ADCME provides a very simple way to specify a fully connected neural network, `fc`

(short for *autoencoder*)

```
x = constant(rand(10,2)) # input
config = [20,20,20,3] # hidden layers
θ = fc_init([2;config]) # getting an initial weight-and-biases vector.
y1 = fc(x, config)
y2 = fc(x, config, θ)
```

When you construct a neural network using `fc(x, config)`

syntax, ADCME will construct the weights and biases automatically for you and label the parameters (the default is `default`

). In some cases, you may have multiple neural networks, and you can label the neural network manually using

```
fc(x1, config1, "label1")
fc(x2, config2, "label2")
...
```

In scientific computing, sometimes we not only want to evaluate the neural network output, but also the sensitivity.
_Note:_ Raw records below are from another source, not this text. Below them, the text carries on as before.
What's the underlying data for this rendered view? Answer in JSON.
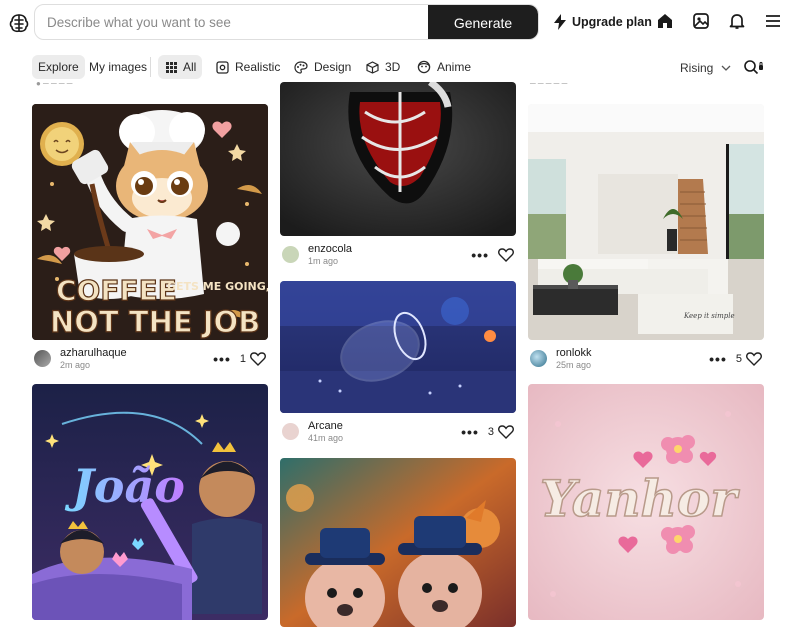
{
  "header": {
    "search_placeholder": "Describe what you want to see",
    "generate_label": "Generate",
    "upgrade_label": "Upgrade plan"
  },
  "filters": {
    "explore": "Explore",
    "my_images": "My images",
    "all": "All",
    "realistic": "Realistic",
    "design": "Design",
    "three_d": "3D",
    "anime": "Anime",
    "sort": "Rising"
  },
  "cards": {
    "coffee": {
      "username": "azharulhaque",
      "time": "2m ago",
      "likes": "1",
      "text_line1": "COFFEE",
      "text_line1b": "GETS ME GOING,",
      "text_line2": "NOT THE JOB"
    },
    "heart": {
      "username": "enzocola",
      "time": "1m ago"
    },
    "glass": {
      "username": "Arcane",
      "time": "41m ago",
      "likes": "3"
    },
    "interior": {
      "username": "ronlokk",
      "time": "25m ago",
      "likes": "5",
      "caption": "Keep it simple"
    },
    "joao": {
      "text": "João"
    },
    "yanhor": {
      "text": "Yanhor"
    }
  },
  "colors": {
    "accent_dark": "#1e1e1e",
    "chip_bg": "#ececec"
  }
}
Specifically, if

We also want to compute $\nabla_x NN_{\theta}(x)$. ADCME provides a function `fcx`

(short for *fully-connected*)

`y3, dy3 = fcx(x, config, θ)`

Here `dy3`

will be a $10\times 3 \times 2$ tensor, where `dy3[i,:,:]`

is the Jacobian matrix of the $i$-th output with respect to the $i$-th input (Note the $i$-th output is independent of $j$-th input, whenever $i\neq j$).

## Prediction

After training a neural network, we can use the trained neural network for prediction. Here is an example

```
using ADCME
x_train = rand(10,2)
x_test = rand(20,2)
y = fc(x_train, [20,20,10])
y_obs = rand(10,10)
loss = sum((y-y_obs)^2)
sess = Session(); init(sess)
BFGS!(sess, loss)
# prediction
run(sess, fc(x_test, [20,20,10]))
```

Note that the second `fc`

does not create a new neural network, but instead searches for a neural network with the label `default`

because the default label is `default`

. If you constructed a neural network with label `mylabel`

: `fc(x_train, [20,20,10], "mylabel")`

, you can predict using

`run(sess, fc(x_test, [20,20,10], "mylabel"))`

## Save the Neural Network

To save the trained neural network in the Session `sess`

, we can use

`ADCME.save(sess, "filename.mat")`

This will create a `.mat`

file that contains all the **labeled** weights and biases. If there are other variables besides neural network parameters, these variables will also be saved.

To load the weights and biases to the current session, create a neural network with the same label and run

`ADCME.load(sess, "filename.mat")`

## Convert Neural Network to Codes

Sometimes we may also want to convert a fully-connected neural network to pure Julia codes. This can be done via `fc_to_code`

.

After saving the neural network to a mat file via `ADCME.save`

, we can call

`ae_to_code("filename.mat", "mylabel")`

If the second argument is missing, the default is `default`

. For example,

```
julia> ae_to_code("filename.mat", "default")|>println
let aedictdefault = matread("filename.mat")
global nndefault
function nndefault(net)
W0 = aedictdefault["defaultbackslashfully_connectedbackslashweightscolon0"]
b0 = aedictdefault["defaultbackslashfully_connectedbackslashbiasescolon0"];
isa(net, Array) ? (net = net * W0 .+ b0') : (net = net *W0 + b0)
isa(net, Array) ? (net = tanh.(net)) : (net=tanh(net))
#-------------------------------------------------------------------
W1 = aedictdefault["defaultbackslashfully_connected_1backslashweightscolon0"]
b1 = aedictdefault["defaultbackslashfully_connected_1backslashbiasescolon0"];
isa(net, Array) ? (net = net * W1 .+ b1') : (net = net *W1 + b1)
isa(net, Array) ? (net = tanh.(net)) : (net=tanh(net))
#-------------------------------------------------------------------
W2 = aedictdefault["defaultbackslashfully_connected_2backslashweightscolon0"]
b2 = aedictdefault["defaultbackslashfully_connected_2backslashbiasescolon0"];
isa(net, Array) ? (net = net * W2 .+ b2') : (net = net *W2 + b2)
return net
end
end
```

## Advance: Use Neural Network Implementations from Python Script/Modules

If you have a Python implementation of a neural network architecture and want to use that architecture, we do not need to reimplement it in ADCME. Instead, we can use the `PyCall.jl`

package and import the functionalities. For example, if you have a Python package `nnpy`

and it has a function `magic_neural_network`

. We can use the following code to call `magic_neural_network`

```
using PyCall
using ADCME
nnpy = pyimport("nnpy")
x = constant(rand(100,2))
y = nnpy.magic_neural_network(x)
```

Because all the runtime computation are conducted in C++, there is no harm to performance using this mechanism.